According to Cpl. David L. Johnson of the Missouri State Highway Patrol, Burney was westbound on four-lane Interstate 44 in a 2015 Kia Soul when an eastbound 2004 Jeep Liberty “traveled off the left side of eastbound I-44, traveled through the median cable barrier and crossed the median.” Johnson’s report continued, “The Jeep Liberty traveled into the westbound lane and struck” Burney’s Kia.
Driving the Jeep Liberty was 35-year-old Justin Spearing of Tucson, Ariz., who was traveling alone.
Riding in Burney’s Kia were his two children — his 6-year-old daughter and 3-year-old son.
His 6-year-old daughter sustained what Johnson described as serious injuries and was taken by ambulance to Cox Medical Center South in Springfield. His 3-year-old son’s injuries were described as minor, and he was taken to Cox South by private vehicle, the patrol report said.
Later, Burney’s daughter was flown to a St. Louis hospital, where her condition was reported as critical over the weekend.

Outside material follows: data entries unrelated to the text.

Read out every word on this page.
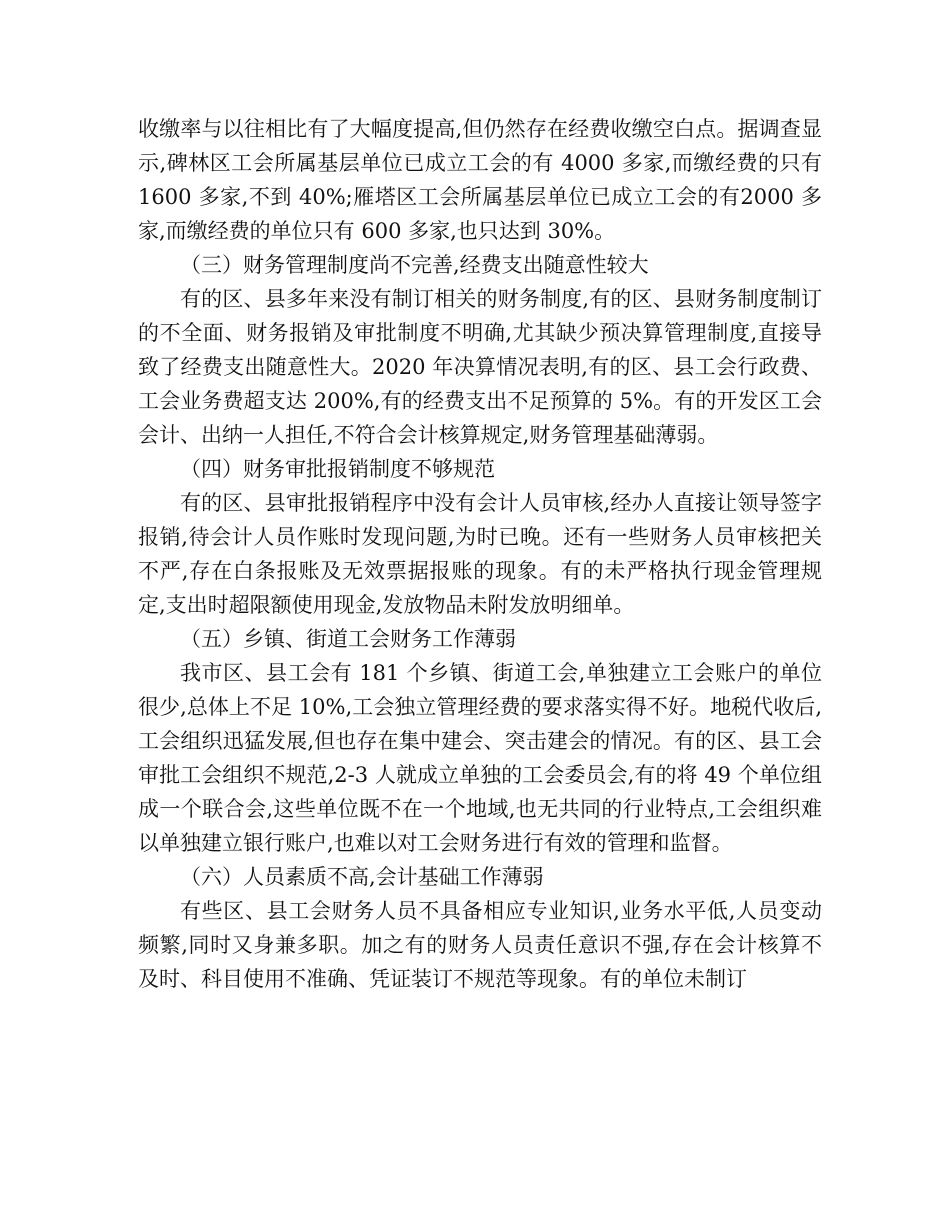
收缴率与以往相比有了大幅度提高,但仍然存在经费收缴空白点。据调查显示,碑林区工会所属基层单位已成立工会的有 4000 多家,而缴经费的只有 1600 多家,不到 40%;雁塔区工会所属基层单位已成立工会的有2000 多家,而缴经费的单位只有 600 多家,也只达到 30%。

（三）财务管理制度尚不完善,经费支出随意性较大

有的区、县多年来没有制订相关的财务制度,有的区、县财务制度制订的不全面、财务报销及审批制度不明确,尤其缺少预决算管理制度,直接导致了经费支出随意性大。2020 年决算情况表明,有的区、县工会行政费、工会业务费超支达 200%,有的经费支出不足预算的 5%。有的开发区工会会计、出纳一人担任,不符合会计核算规定,财务管理基础薄弱。

（四）财务审批报销制度不够规范

有的区、县审批报销程序中没有会计人员审核,经办人直接让领导签字报销,待会计人员作账时发现问题,为时已晚。还有一些财务人员审核把关不严,存在白条报账及无效票据报账的现象。有的未严格执行现金管理规定,支出时超限额使用现金,发放物品未附发放明细单。

（五）乡镇、街道工会财务工作薄弱

我市区、县工会有 181 个乡镇、街道工会,单独建立工会账户的单位很少,总体上不足 10%,工会独立管理经费的要求落实得不好。地税代收后,工会组织迅猛发展,但也存在集中建会、突击建会的情况。有的区、县工会审批工会组织不规范,2-3 人就成立单独的工会委员会,有的将 49 个单位组成一个联合会,这些单位既不在一个地域,也无共同的行业特点,工会组织难以单独建立银行账户,也难以对工会财务进行有效的管理和监督。

（六）人员素质不高,会计基础工作薄弱

有些区、县工会财务人员不具备相应专业知识,业务水平低,人员变动频繁,同时又身兼多职。加之有的财务人员责任意识不强,存在会计核算不及时、科目使用不准确、凭证装订不规范等现象。有的单位未制订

“I think she’s doing pretty good now,” Webster County Sheriff Roye Cole said Sunday. “Her injuries were very serious. It’s just going to be a long recovery.”

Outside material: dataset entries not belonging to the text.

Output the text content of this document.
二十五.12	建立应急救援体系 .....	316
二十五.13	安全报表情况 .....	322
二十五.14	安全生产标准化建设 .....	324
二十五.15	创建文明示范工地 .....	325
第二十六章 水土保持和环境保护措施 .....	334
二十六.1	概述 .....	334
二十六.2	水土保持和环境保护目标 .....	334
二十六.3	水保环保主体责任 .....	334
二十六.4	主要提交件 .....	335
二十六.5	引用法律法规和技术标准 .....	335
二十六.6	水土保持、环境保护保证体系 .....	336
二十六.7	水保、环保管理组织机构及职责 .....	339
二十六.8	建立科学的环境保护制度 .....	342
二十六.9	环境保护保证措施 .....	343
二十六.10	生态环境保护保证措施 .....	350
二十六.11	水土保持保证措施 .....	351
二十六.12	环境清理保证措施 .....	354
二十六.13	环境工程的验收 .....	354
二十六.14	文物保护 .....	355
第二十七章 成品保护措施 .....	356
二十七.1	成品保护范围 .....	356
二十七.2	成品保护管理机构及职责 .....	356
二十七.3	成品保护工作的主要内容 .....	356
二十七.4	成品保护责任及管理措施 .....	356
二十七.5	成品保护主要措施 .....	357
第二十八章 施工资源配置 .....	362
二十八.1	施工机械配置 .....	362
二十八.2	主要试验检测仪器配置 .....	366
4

Spearing’s injuries were listed as moderate.
He was taken by ambulance to Mercy Hospital in Springfield, according to the patrol report.
Johnson said in his radio report that Spearing was tested for alcohol.

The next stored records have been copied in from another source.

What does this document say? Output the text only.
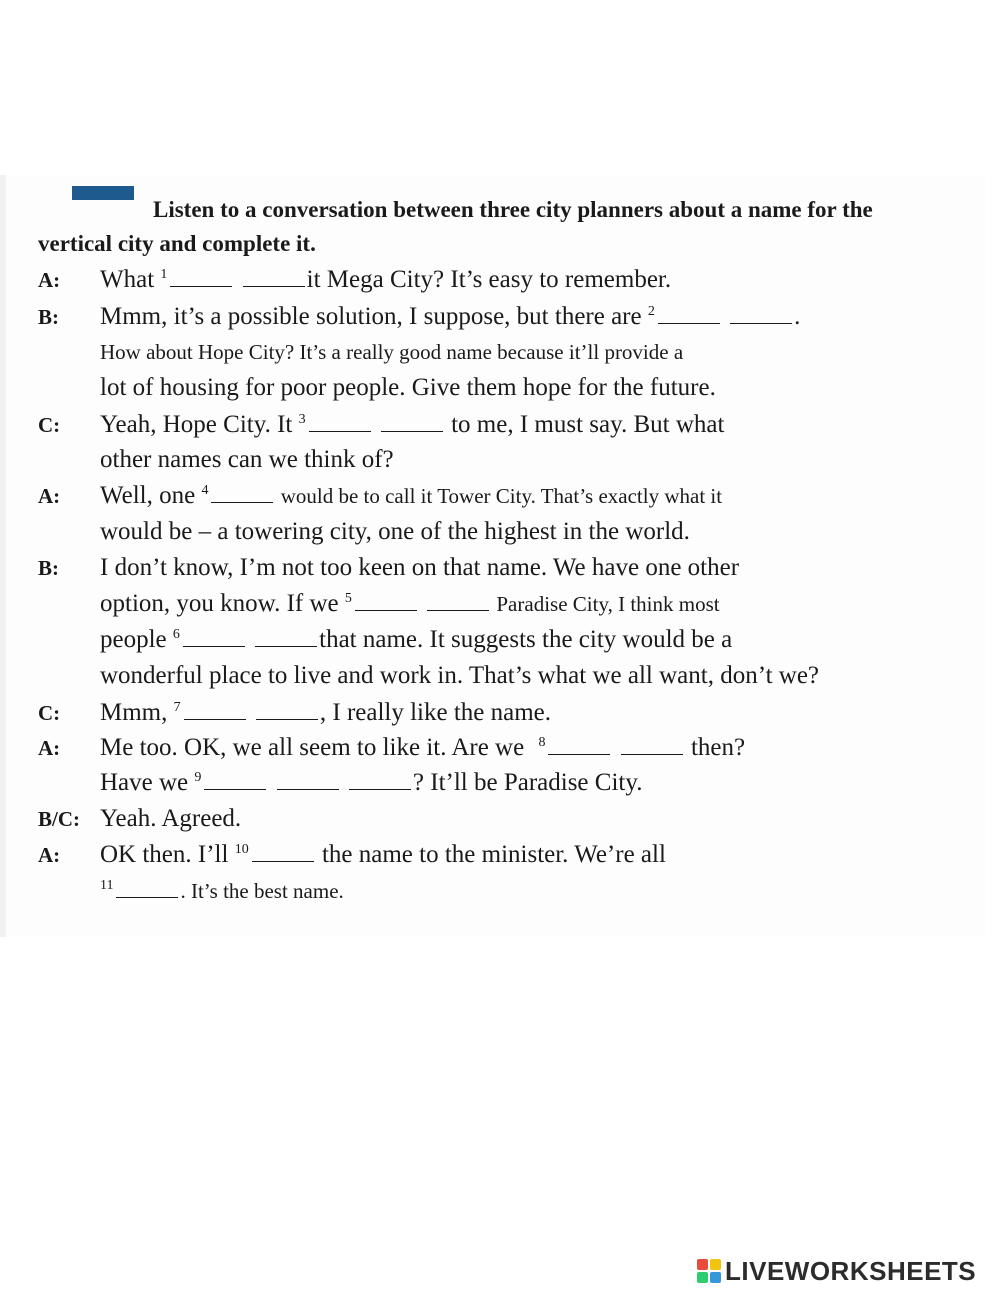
Listen to a conversation between three city planners about a name for the vertical city and complete it.

A: What $^1$	it Mega City? It’s easy to remember.
B: Mmm, it’s a possible solution, I suppose, but there are $^2$	.
How about Hope City? It’s a really good name because it’ll provide a
lot of housing for poor people. Give them hope for the future.
C: Yeah, Hope City. It $^3$	to me, I must say. But what
other names can we think of?
A: Well, one $^4$	would be to call it Tower City. That’s exactly what it
would be – a towering city, one of the highest in the world.
B: I don’t know, I’m not too keen on that name. We have one other
option, you know. If we $^5$	Paradise City, I think most
people $^6$	that name. It suggests the city would be a
wonderful place to live and work in. That’s what we all want, don’t we?
C: Mmm, $^7$	, I really like the name.
A: Me too. OK, we all seem to like it. Are we $^8$	then?
Have we $^9$	? It’ll be Paradise City.
B/C: Yeah. Agreed.
A: OK then. I’ll $^{10}$	the name to the minister. We’re all
$^{11}$	. It’s the best name.
LIVEWORKSHEETS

“No intoxicants were found,” Berkstresser said Friday.
“He blew triple zeroes. There doesn’t appear to be any impairment.”
So what happened?
“Right now, we don’t know anything conclusively,” Berkstresser said. “I’ve spoken to several (patrol) troopers.
“It appears the driver (who struck Burney) may have fallen asleep. We don’t know that, but from what we’ve been able to piece together at this point, that’s what we’re looking at with this accident.”
Assisting Johnson at the accident scene were Lt. J.B. Johnson, Cpl. E.B. Adams and Cpl. T.V. Mosley of the patrol, as well as several deputies from the Webster County Sheriff’s Department.
“Justin Burney was both loved and respected by those who knew him,” Berkstresser said. “Today is just a sad and tragic day in Webster County. The county lost a wonderful young public servant who had a very bright future ahead of him.”
Burney’s career with the Webster County Sheriff’s Department began on Jan. 2, 2014, as a detention officer for the jail when he was only 18 years old.
He later attended the police academy, and once Burney graduated, he transferred from detention offi cer to deputy.
Burney also served as a school-resource officer in Marshfield, then took an advancement to work with the Bolivar Police Department in nearby Polk County before returning to the Webster County Sheriff’s Department, where he rose the ranks to corporal, then sergeant.
“He was an integral part of the opening of the new Webster County Justice Center, and he was responsible for the training and implementation of our new security system in the jail,” Cole said.
“Justin Burney was the most encouraging, helpful, kindhearted person you could ever meet. He didn’t know a stranger and would do anything for anyone. His smile was contagious. You couldn’t be in a bad mood when he was around.”
Cole added, “Justin loved his family more than anything in the world. Nothing was more important to him than his family. Sgt. Burney will be missed by so many.”